La simplification du repas résulte souvent du manque de temps, ou d’une méconnaissance de l’équilibre alimentaire. Cette diminution de consommation de produits laitiers, tant de yaourt que de lait,  se constate notamment chez les enfants et notamment au petit déjeuner. Non seulement les enfants diminuent leur consommation de lait au petit déjeuner, mais ils sautent souvent purement et simplement ce repas important pour démarrer la journée, surtout pour un organisme en pleine croissance.

J’ai quatre enfants et il y a toujours des yaourts dans mon réfrigérateur. J’encourage d’ailleurs la consommation de yaourt autour de moi, pour l’utilité de ses ferments que nous avons rappelée, pour la qualité protéique et la présence de calcium très bien absorbé sous cette forme. De vrais atouts nutritionnels.

Le yaourt a-t-il un rôle à jouer en matière de santé publique ?

Oui et nous pouvons mettre en avant le fait que le yaourt représente un élément important de l’équilibre nutritionnel. Il a toute sa place en tant que laitage au sein d’un repas équilibré.

Le yaourt a bien entendu toute sa place pour la couverture des besoins en calcium. On en trouve ailleurs bien sûr !  Dans les végétaux ou dans certaines eaux minérales par exemple. Mais celui des produits laitiers a la particularité d’être très bien utilisé par notre organisme, par notre muqueuse intestinale et contribue ainsi aux besoins des organismes en pleine croissance ou à apporter le calcium nécessaire à certaines périodes de la vie (grossesse, allaitement, vieillissement).

Ce qui me semble très intéressant, c’est que le yaourt a encore de nombreuses choses à révéler. Nous n’en sommes qu’au début de la recherche sur les probiotiques.

Quel est pour vous l’élément central pour une alimentation saine ?

C’est l’équilibre nutritionnel dans son ensemble qui compte, c’est-à-dire l équilibre alimentaire dans la durée. Il ne faut pas  se concentrer sur un seul aliment et surtout se détendre par rapport à l’alimentation.

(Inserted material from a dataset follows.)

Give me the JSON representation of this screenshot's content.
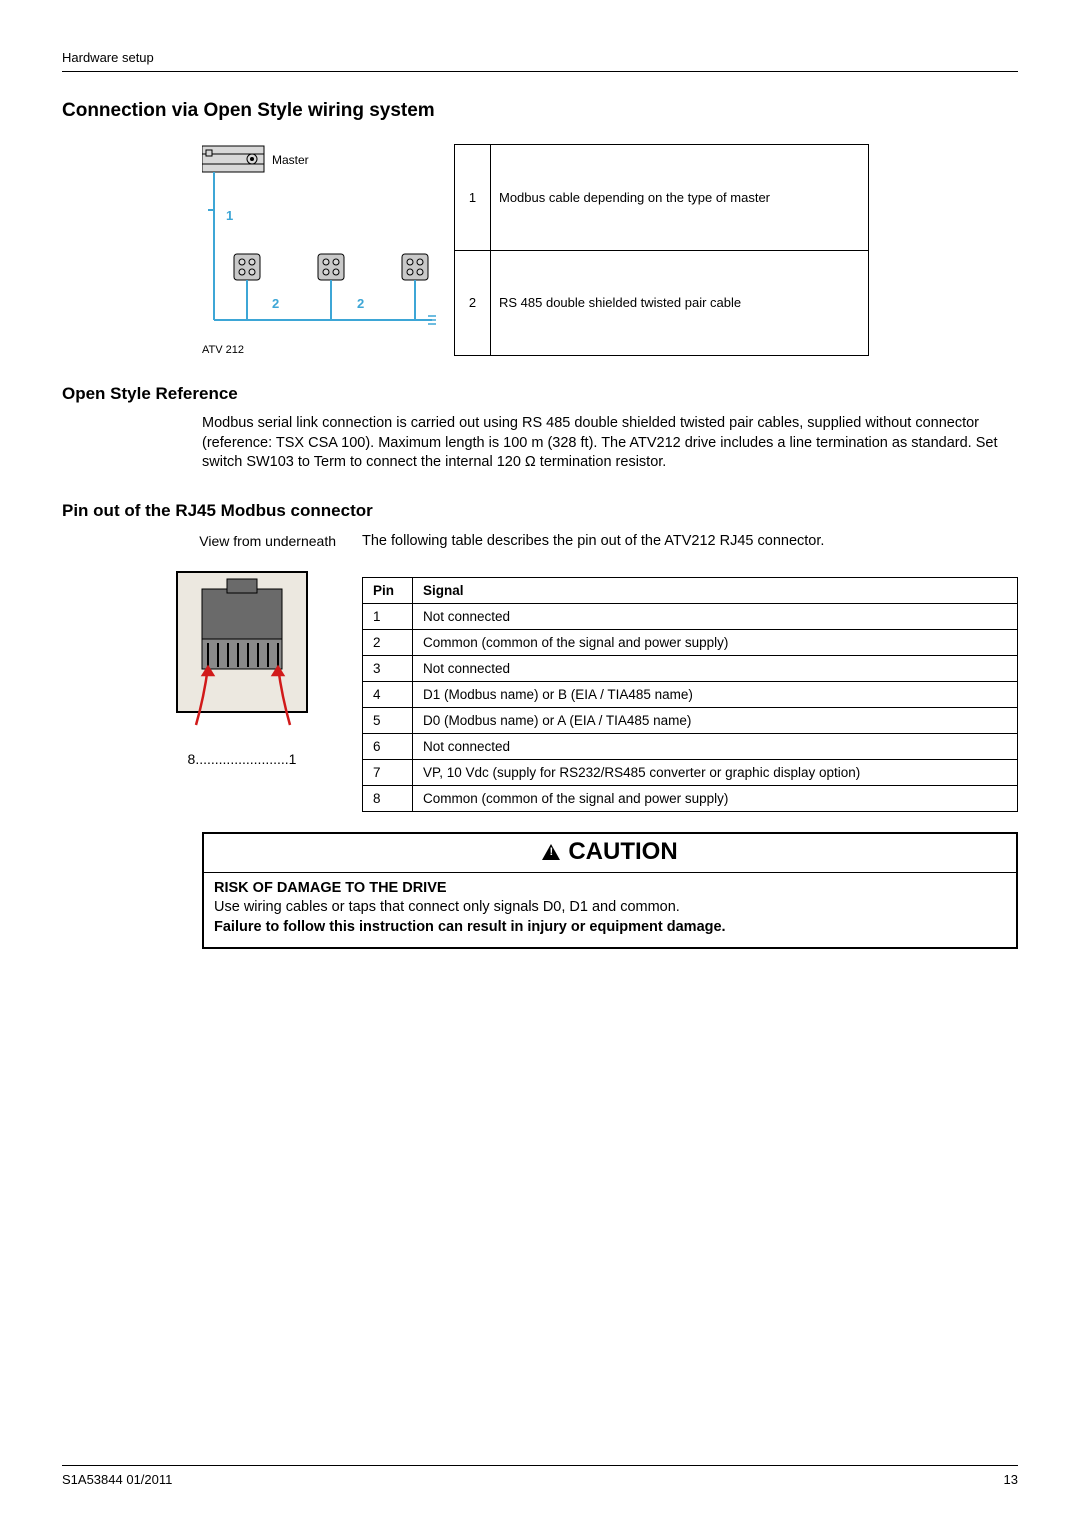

Les discours “anti-”, anti-gluten, anti-produits laitiers sont souvent des discours culpabilisants avec une pointe de prosélytisme. Il y a un dérapage qui perturbe souvent les informations nutritionnelles de santé publique. Nous sommes souvent face à ce que j’appelle une « cacophonie nutritionnelle » où le consommateur est perdu, ne sachant plus qui croire.

Les informations, parfois fausses, circulent vite sans aucun filtre ou explication. Il faut faire preuve de pondération et revenir au bon sens.

Je parle souvent de ma mère ou ma grand-mère à mes étudiants. Lorsque j’étais petite, à la maison, nous avions des repas structurés avec une entrée de crudités ou un potage le soir, un plat, une part de fromage ou un yaourt et un fruit souvent pour terminer le repas qui était accompagné de pain. Les fruits et légumes étaient de saison. Nous ne trouvions pas de fraises en hiver !

Les repas se passaient à table, sans télévision allumée, et sans téléphone portable qui n’existaient pas à cette époque. Un repas en commun, c’est bien plus que « manger ». C’est un moment de partage en famille ou avec des amis. Je suis souvent attristée par les témoignages d’enfants qui disent manger seuls ou devant la télévision. Parenthèse d’échanges tranquilles, tout relatif avec les enfants ! (rires) Parenthèse précieuse.

Je suis convaincue que c’est précisément dans ce contexte qu’il est de notre rôle, nous, diététiciens nutritionnistes et professionnels de santé de faire passer des messages.

N’oublions pas que la gastronomie française est inscrite au patrimoine de l’Unesco. Cette prise de repas à table, conviviale, est un moment important de notre équilibre et pas seulement alimentaire.